Emboldened by the invitational ‘war on terror’, Abu Sayyef ramped up its activities in the Sulu archipelago, outsourcing its fundraising kidnapping-for-ransom to Kuratong Balaleng, formed in 1986 by the Armed Forces in the final months of dictator, Ferdinand Marcos’, régime as an anti-communist vigilante group, and based not far from here. I will spend days here without seeing another non-native face. The long stares in the streets and markets are not accompanied this time, as last, by obviously tailing strangers nor pointed interrogations as to my financial situation and destination.
With the replacement of the President acro-nymmed down to GMA – here in this land of ubiquitous acronyms and funny-sounding (to the foreigner) nicknames – by the son of the much-loved Corazon Aquino, Benigno (‘Noynoy’), it’s hard to tell what’s changed. Manila’s precarious bamboo-and-tin housing destroyed by typhoon Ondoy three years ago has been rebuilt with little follow-through on promises to re-settle water’s-edge squatters. Clear-cut river banks and mountain slopes provide no impediments to typhoon torrents that carry away millions of cubic tonnes of rich soil, leaving the land impoverished and the rivers heavily silted and sluggish. Though there are mining moratoria being declared by local governments and, it is said, fewer successful large-scale mining applications, both transnationals and nationals are finding ways around the pesky obstacles that are the result of local-to-international organising. Twenty-hectare or smaller operations are permitted within areas under local moratoria, driving the mining companies to apply, under the names of paid-off locals, for ten or twenty or thirty small-scale applications.

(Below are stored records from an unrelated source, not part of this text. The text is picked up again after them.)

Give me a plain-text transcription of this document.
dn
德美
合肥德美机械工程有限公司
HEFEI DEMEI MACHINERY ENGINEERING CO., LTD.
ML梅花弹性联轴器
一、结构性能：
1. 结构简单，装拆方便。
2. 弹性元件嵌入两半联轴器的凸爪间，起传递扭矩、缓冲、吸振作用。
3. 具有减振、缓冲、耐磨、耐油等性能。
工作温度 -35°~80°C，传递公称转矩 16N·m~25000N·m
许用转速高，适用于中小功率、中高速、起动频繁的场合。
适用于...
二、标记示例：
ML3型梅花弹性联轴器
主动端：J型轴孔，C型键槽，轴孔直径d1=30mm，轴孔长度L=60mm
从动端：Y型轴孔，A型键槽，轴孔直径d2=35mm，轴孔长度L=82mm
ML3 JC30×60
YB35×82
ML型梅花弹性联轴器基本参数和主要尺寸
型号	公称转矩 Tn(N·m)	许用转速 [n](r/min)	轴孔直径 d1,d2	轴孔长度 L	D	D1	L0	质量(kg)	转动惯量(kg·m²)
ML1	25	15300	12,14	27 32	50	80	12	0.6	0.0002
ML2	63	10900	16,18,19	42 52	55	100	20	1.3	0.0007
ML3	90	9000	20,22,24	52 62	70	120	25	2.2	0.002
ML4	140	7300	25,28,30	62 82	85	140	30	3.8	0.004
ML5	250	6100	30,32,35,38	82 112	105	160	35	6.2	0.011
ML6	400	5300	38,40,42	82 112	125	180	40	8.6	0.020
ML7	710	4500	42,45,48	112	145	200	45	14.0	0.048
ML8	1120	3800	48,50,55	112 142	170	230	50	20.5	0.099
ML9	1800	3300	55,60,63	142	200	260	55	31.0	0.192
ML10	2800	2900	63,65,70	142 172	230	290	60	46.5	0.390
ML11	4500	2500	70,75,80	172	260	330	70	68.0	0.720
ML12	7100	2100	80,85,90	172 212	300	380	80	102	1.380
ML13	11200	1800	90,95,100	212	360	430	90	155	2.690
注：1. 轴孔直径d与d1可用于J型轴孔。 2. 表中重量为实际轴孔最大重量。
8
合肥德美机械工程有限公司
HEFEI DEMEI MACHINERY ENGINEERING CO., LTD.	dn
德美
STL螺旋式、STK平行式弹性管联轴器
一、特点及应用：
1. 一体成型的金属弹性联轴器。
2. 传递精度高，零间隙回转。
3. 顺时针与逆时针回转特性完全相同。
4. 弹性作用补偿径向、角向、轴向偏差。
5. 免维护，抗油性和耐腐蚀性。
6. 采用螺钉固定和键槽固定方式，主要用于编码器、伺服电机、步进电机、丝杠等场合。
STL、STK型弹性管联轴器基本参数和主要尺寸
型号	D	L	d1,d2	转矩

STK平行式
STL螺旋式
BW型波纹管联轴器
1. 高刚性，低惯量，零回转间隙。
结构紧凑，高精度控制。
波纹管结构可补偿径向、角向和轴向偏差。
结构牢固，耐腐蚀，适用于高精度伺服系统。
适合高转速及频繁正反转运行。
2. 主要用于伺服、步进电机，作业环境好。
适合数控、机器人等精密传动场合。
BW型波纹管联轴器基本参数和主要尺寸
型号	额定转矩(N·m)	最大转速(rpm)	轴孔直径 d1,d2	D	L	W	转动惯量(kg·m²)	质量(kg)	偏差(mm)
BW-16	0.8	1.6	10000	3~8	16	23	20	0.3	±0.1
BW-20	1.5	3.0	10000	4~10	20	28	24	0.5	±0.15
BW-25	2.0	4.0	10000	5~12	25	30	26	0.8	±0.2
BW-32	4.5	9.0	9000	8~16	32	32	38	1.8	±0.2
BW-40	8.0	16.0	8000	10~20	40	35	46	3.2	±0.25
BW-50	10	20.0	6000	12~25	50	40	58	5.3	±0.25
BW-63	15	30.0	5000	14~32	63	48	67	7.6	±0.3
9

In this land of abundant rivers, so many of which are little more than cesspools, both dumping grounds for human, animal and farm waste, and the source of water for drinking, washing and cooking, water systems are owned by various of the 200 families that make up the Filipino oligarchy, often with European partners, making clean water out of the reach of most. Access to health care, pharmaceuticals and schooling – even though elementary is free – remains limited to those with discretionary income. I hear or read of proud families of OFWs (Overseas Filipino Workers), whose billions in annual remittances are keeping this island nation afloat, of proud harvesters or producers of ‘export-quality’ goods.